Loloma would then twist the two strings together and ask why we can’t see and adopt the good in both. When two strands are brought together as one, they become stronger. If the Hopi people can learn to do this—to bring the wisdom they have gained over millennia to Western ways of doing things—then they would be stronger people, twice as strong.

In this chapter, we consider two strands of knowledge about ancestry and ancestors. We explore Hopi concepts of ancestry and compare these traditions with the ways that paleogenetics constructs and makes definitive claims about Native American ancestry in ancient DNA studies.1 Notably, the paleogenetics framing of ancestry captures only a fraction of Hopi conceptions of ancestry. Given that many Indigenous peoples hold similarly complex and expansive understandings of ancestry, we must seriously consider Loloma’s question of whether these differences can be reconciled. We argue that if the field of paleogenetics is to speak meaningfully about the relations of Indigenous peoples, it needs to be woven much more tightly with Indigenous knowledge. Twisting Western scientific and Indigenous ways of knowing together will require geneticists to make a much stronger commitment to collaboration with descendant communities, to adopt more nuanced understandings of what it means to be related, and to leave behind their “molecular chauvinism”—the tendency to privilege genetic data as more trustworthy and accurate than other forms of knowledge.2 While this may be challenging to achieve, what is at stake here is whether paleogenetics can truly offer the insights it claims, and whether Native peoples come to see paleogenetics as a tool of self-empowerment or a new weapon of colonial science.

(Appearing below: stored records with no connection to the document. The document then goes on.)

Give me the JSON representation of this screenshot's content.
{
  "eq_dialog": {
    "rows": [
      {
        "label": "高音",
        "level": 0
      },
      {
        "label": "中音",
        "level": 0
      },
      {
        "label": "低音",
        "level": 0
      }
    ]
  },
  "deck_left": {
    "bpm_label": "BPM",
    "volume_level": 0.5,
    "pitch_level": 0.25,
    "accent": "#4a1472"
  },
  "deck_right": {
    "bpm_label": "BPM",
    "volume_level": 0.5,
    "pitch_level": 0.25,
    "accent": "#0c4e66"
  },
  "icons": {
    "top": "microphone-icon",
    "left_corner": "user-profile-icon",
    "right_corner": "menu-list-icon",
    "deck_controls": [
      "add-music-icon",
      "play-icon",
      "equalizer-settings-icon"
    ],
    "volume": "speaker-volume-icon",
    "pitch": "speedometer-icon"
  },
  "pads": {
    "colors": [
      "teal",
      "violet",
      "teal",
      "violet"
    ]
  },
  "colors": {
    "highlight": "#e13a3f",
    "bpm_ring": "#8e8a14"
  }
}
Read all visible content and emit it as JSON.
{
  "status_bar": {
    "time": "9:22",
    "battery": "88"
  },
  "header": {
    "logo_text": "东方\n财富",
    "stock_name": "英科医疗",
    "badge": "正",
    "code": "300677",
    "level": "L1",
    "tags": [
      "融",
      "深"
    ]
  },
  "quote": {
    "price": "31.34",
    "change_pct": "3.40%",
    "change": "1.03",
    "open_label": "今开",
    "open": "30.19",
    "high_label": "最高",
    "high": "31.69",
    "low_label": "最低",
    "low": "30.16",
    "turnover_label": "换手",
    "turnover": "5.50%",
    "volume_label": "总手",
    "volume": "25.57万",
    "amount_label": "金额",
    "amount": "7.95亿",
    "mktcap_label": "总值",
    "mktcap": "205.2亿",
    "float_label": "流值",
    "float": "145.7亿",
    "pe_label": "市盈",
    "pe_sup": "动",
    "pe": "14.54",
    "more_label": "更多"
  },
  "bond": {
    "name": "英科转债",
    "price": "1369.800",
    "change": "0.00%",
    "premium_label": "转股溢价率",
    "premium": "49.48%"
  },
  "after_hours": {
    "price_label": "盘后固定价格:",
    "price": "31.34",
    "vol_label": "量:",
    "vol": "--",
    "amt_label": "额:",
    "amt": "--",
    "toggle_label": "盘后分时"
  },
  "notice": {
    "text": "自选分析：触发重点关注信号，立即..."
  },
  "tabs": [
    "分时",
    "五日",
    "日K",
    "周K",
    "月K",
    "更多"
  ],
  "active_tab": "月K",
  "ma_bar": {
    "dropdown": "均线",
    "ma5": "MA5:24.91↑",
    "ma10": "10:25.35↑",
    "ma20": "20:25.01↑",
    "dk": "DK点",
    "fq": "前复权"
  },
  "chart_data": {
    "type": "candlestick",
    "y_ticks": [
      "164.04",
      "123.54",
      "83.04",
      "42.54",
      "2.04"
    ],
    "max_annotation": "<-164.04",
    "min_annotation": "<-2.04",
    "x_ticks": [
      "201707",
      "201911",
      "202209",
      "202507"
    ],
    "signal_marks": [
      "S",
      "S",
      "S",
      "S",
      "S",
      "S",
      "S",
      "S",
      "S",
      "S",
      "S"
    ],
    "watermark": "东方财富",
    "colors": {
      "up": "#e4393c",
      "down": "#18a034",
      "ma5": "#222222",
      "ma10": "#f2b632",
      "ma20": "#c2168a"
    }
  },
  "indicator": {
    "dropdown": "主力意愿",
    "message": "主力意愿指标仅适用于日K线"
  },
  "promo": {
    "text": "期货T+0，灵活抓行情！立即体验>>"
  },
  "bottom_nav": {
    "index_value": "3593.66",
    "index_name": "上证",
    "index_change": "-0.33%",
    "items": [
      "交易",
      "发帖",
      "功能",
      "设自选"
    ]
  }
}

The Ancestry Concept in Paleogenetics

Over the last fifteen years, the development of new laboratory techniques and DNA sequencing technologies has stimulated rapid advancements in the field of paleogenetics. Numerous studies have sought to reconstruct and describe the ancestry and population histories of peoples around the world, and aDNA studies have helped elucidate the genetic ancestries of present-day Indigenous groups and their ancestors in the Americas. While some scientists have celebrated paleogenetics as having the power to resolve questions about Indigenous ancestries and relations, it is critical to consider what kinds of ancestries and relations paleogenomic studies actually speak to, and what they do not.3

As a science based on the study of genetic material, paleogenetics provides insights only into genetic ancestries and biological relations. Researchers can trace a person’s direct maternal ancestors and matrilineal relationships by sequencing and analyzing the maternally inherited mitochondrial DNA, and they can also assess the direct paternal ancestry and patrilineal relationships of anyone with a Y-chromosome (typically males). These methods of analysis can therefore shed light on the mother’s mother’s mother’s … line and father’s father’s father’s … line, respectively, but not on any other ancestral relationships. Nor do they tell us the exact degree of relatedness between two people: two individuals might share a specific mitochondrial DNA sequence and thus a matrilineal ancestor, but this analysis cannot say if that shared ancestor lived one or many generations ago.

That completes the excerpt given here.